In casa l’abbigliamento è semplice e identico per uomini e donne. Consiste in una tunica semplice chiamata indumenta, stretta in vita da una cintura. Poi ci sono le brache, vere e proprie comodità importate dai barbari dell’Europa del Nord e dall’Oriente. I Romani le vedono per la prima volta durante le guerre galliche, scoprendo quanto siano pratiche per cavalcare e combattere, cominciano a indossarle sempre più di frequente. Alla fine del I secolo d.C. le brache sono usate da tutti i soldati romani.
Le donne indossano direttamente sul corpo nudo una tunica in lino o in lana, ampia e con le maniche corte. In pubblico mettono anche una cintura, a meno che non siano in stato di gravidanza. I colori delle tuniche variano dal viola all’azzurro al giallo al verde. Fuori casa, sulla tunica, si sovrappone una stola lunga fino ai piedi e senza maniche fissata lungo le braccia da cammei e sostenuta in vita da fasce e cordoni. Sulla stola, la palla, mantello rettangolare che viene avvolto intorno al corpo come la toga maschile.

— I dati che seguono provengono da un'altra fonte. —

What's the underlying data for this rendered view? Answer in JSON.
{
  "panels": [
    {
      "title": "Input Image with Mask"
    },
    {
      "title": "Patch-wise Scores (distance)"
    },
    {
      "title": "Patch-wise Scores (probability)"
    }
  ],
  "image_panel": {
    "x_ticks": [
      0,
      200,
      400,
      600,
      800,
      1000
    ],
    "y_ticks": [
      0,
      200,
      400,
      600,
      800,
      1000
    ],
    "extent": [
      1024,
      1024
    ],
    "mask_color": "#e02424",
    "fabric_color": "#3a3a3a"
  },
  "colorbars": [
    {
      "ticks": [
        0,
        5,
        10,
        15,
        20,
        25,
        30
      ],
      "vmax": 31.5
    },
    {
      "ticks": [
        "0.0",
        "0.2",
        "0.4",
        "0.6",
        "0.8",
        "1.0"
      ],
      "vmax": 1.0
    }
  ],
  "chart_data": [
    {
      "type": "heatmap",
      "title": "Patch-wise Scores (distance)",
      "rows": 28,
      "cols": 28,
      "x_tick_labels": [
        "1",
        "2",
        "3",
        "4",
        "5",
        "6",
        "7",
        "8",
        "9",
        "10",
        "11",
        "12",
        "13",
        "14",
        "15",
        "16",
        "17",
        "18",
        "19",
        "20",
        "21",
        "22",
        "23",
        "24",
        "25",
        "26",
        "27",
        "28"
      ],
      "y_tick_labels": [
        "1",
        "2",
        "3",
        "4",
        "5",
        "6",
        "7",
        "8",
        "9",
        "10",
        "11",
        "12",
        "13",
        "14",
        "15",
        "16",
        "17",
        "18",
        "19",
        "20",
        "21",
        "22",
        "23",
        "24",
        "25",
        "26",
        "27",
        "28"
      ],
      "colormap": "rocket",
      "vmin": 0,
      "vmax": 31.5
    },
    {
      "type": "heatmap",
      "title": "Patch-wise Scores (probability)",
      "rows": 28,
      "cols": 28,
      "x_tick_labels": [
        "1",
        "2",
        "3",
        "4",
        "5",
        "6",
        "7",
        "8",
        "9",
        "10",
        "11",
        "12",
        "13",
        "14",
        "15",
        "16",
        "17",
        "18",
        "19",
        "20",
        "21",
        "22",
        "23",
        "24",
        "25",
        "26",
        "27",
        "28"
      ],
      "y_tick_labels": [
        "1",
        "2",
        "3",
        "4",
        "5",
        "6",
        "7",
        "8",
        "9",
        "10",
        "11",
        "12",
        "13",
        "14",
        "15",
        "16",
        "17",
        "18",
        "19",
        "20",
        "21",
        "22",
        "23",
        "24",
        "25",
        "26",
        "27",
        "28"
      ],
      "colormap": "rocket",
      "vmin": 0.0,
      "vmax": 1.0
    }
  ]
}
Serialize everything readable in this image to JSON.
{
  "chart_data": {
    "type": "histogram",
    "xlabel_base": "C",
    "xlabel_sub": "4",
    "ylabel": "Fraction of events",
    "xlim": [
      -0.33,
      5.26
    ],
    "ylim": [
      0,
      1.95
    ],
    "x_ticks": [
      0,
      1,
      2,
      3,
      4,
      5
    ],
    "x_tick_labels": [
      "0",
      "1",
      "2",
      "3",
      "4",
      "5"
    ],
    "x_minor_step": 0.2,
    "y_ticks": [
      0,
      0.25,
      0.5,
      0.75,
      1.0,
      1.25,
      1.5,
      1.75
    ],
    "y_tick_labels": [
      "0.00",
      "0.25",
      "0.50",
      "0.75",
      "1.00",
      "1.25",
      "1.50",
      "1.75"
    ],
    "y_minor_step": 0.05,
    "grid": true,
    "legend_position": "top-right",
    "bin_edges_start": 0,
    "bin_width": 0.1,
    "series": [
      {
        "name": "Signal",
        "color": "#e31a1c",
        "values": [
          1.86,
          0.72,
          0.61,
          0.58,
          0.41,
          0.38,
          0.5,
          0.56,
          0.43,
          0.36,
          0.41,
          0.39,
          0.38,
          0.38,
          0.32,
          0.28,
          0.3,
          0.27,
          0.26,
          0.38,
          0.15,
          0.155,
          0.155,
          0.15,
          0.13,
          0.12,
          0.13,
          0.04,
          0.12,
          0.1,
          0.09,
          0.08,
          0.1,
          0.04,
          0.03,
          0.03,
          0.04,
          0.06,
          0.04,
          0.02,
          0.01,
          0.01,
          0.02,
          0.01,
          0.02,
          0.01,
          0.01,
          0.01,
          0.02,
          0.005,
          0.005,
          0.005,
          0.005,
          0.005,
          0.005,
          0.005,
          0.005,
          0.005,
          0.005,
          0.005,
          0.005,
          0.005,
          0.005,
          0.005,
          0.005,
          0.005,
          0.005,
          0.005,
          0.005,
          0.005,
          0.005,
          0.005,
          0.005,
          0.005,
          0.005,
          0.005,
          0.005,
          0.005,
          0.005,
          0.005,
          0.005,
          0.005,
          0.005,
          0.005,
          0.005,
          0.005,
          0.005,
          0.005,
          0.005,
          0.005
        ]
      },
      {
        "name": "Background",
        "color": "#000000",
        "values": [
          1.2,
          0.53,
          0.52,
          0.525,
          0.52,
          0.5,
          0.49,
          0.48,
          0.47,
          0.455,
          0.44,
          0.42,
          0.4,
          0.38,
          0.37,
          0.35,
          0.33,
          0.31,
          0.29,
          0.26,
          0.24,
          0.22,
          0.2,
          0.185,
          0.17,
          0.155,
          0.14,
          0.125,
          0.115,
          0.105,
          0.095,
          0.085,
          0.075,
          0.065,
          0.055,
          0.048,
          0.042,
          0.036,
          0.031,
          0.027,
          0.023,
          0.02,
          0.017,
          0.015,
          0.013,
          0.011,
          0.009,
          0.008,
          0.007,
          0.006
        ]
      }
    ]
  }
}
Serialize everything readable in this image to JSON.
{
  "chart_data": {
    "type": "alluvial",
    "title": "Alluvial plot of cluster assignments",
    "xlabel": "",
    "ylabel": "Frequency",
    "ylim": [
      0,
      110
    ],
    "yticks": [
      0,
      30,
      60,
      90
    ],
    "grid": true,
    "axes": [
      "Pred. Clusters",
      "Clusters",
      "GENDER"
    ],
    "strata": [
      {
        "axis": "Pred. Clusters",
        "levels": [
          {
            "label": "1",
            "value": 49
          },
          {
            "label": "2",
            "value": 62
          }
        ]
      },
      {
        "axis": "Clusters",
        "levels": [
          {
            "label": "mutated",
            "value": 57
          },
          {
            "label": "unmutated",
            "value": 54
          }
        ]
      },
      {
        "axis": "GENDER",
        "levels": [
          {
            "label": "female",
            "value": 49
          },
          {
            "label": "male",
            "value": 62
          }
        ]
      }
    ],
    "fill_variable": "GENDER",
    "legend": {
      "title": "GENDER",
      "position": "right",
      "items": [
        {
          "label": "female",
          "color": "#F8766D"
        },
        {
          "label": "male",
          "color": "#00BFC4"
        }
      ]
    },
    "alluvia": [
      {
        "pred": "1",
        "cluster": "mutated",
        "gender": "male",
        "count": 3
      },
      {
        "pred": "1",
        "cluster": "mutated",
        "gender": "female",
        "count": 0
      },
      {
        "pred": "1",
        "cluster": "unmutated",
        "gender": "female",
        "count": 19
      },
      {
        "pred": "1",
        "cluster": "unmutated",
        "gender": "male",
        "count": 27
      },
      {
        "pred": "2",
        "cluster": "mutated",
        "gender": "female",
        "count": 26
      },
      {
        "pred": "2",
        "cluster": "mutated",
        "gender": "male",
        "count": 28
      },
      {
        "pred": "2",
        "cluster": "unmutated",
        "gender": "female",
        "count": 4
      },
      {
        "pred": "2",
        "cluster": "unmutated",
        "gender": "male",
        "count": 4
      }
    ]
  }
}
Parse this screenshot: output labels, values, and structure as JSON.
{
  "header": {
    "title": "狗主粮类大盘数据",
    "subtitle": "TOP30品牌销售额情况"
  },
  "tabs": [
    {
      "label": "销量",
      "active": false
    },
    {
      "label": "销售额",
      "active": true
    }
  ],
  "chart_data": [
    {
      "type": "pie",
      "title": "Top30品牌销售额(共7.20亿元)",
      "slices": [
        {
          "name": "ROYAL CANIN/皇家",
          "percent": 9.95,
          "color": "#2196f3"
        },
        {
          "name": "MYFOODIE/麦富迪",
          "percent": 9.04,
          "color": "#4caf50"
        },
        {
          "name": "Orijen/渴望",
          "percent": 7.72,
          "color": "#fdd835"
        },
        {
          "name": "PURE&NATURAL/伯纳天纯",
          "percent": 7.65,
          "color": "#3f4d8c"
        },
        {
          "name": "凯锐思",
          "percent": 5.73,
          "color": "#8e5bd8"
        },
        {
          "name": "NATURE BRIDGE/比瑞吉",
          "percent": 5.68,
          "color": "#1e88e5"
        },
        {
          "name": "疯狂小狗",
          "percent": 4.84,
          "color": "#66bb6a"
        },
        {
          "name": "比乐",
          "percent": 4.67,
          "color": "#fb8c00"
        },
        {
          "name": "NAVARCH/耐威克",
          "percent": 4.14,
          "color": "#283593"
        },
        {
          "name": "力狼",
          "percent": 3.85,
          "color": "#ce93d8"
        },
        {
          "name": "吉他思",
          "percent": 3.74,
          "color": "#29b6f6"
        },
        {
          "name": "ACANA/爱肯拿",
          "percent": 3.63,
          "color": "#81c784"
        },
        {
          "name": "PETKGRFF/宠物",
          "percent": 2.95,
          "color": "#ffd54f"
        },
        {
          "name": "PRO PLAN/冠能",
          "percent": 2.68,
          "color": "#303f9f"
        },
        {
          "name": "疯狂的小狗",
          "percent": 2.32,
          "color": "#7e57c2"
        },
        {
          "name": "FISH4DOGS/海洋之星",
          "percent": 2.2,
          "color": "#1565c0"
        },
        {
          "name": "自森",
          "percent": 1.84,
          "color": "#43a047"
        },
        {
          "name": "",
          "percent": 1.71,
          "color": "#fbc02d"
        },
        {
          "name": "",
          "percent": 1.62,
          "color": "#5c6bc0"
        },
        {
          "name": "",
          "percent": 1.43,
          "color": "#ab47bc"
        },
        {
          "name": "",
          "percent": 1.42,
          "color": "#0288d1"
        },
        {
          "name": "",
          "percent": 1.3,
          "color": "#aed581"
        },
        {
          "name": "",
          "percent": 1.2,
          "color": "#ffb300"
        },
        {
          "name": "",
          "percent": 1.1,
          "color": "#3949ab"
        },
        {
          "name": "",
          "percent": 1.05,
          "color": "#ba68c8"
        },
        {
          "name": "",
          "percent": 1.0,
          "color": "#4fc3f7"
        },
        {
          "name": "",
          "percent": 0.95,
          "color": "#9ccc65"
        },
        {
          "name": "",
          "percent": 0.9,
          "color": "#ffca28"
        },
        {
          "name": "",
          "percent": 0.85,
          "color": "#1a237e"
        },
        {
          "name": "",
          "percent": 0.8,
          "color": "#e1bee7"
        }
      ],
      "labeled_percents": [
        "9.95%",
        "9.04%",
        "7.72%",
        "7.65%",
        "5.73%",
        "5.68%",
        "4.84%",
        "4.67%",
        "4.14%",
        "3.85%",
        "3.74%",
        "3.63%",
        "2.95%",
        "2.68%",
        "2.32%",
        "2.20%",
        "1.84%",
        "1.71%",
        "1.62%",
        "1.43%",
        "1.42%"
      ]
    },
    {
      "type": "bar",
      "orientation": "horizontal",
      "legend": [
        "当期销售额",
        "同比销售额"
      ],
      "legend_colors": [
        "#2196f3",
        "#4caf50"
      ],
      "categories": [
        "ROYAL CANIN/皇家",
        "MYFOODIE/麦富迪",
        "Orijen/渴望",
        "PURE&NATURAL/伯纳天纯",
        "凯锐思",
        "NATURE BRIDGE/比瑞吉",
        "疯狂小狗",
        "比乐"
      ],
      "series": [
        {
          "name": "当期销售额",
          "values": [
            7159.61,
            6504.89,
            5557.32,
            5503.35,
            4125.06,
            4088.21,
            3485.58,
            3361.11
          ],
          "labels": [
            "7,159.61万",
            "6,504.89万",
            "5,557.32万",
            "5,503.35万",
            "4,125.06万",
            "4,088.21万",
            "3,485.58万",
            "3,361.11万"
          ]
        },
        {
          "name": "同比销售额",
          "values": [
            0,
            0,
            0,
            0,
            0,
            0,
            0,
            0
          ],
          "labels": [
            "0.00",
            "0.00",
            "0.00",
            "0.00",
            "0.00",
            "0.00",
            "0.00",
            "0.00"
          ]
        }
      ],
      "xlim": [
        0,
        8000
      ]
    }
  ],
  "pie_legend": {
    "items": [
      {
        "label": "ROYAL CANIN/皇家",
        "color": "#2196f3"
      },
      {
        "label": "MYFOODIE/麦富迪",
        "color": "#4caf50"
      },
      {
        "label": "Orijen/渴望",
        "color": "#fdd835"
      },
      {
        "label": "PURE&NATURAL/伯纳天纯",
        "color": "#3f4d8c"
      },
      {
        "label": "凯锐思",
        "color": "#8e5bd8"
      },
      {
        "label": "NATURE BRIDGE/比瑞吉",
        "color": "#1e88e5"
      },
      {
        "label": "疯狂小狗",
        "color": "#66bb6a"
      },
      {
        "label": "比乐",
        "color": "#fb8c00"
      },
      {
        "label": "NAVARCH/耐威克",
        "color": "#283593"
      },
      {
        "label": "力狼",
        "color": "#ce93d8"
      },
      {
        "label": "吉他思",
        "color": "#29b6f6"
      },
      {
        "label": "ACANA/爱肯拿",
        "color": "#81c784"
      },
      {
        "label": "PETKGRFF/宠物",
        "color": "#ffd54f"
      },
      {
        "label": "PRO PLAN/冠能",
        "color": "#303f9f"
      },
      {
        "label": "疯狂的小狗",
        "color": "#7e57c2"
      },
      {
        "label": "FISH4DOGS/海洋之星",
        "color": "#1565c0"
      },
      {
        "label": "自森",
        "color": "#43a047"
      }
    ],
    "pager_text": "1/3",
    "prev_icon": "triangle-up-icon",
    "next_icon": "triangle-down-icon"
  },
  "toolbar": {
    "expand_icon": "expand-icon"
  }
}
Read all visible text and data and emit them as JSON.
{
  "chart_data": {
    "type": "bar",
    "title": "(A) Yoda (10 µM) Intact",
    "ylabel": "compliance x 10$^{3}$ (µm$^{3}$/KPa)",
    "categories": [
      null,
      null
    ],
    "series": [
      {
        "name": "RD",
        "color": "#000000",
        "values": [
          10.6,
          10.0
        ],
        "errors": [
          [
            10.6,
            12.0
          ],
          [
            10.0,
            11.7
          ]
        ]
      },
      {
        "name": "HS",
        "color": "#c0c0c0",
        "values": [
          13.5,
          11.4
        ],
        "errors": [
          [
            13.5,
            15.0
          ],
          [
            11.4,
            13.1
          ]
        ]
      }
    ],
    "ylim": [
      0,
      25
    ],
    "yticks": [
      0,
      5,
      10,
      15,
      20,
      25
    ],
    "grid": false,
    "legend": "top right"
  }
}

Solo dopo sposate, le donne possono acconciare e adornare i capelli. Così, mentre le ragazze li portano sciolti o annodati o fermati semplicemente con nastri, forcine, spilloni in osso, tartaruga e legno, le matrone non esitano a sperimentare ogni tipo di acconciatura immaginabile. Arricciano i capelli col ferro caldo, aumentano il volume della capigliatura con trecce e posticci, si sbizzarriscono in acconciature vistose spesso sostenute da complesse architetture in bambù o metallo che possono raggiungere anche i venti centimetri di altezza. Una moda che si diffonde soprattutto in età imperiale, periodo che vede diffondersi anche l’uso smodato dei cosmetici: il minio per tingere le labbra e ravvivare la carnagione, il belletto bianco, il nero e il blu per truccare il contorno degli occhi e le ciglia.
Stessa passione per i gioielli. Il contatto con l’Oriente fa conoscere il piacere dell’ornamento. In periodo imperiale gli orecchini, le collane, i braccialetti e gli anelli divengono una necessità imprescindibile sia per uomini che per le donne. Queste amano imprigionare i capelli in reticelle da cui pendono monili di ogni genere realizzati con metalli e pietre preziose.
Per quanto riguarda le calzature, troviamo le semplice solae trattenute da lacci, le caligae che coprono il tallone, usate fuori casa, i calcei, da indossare sotto la toga. I sandali sono invece una calzatura tipicamente femminile.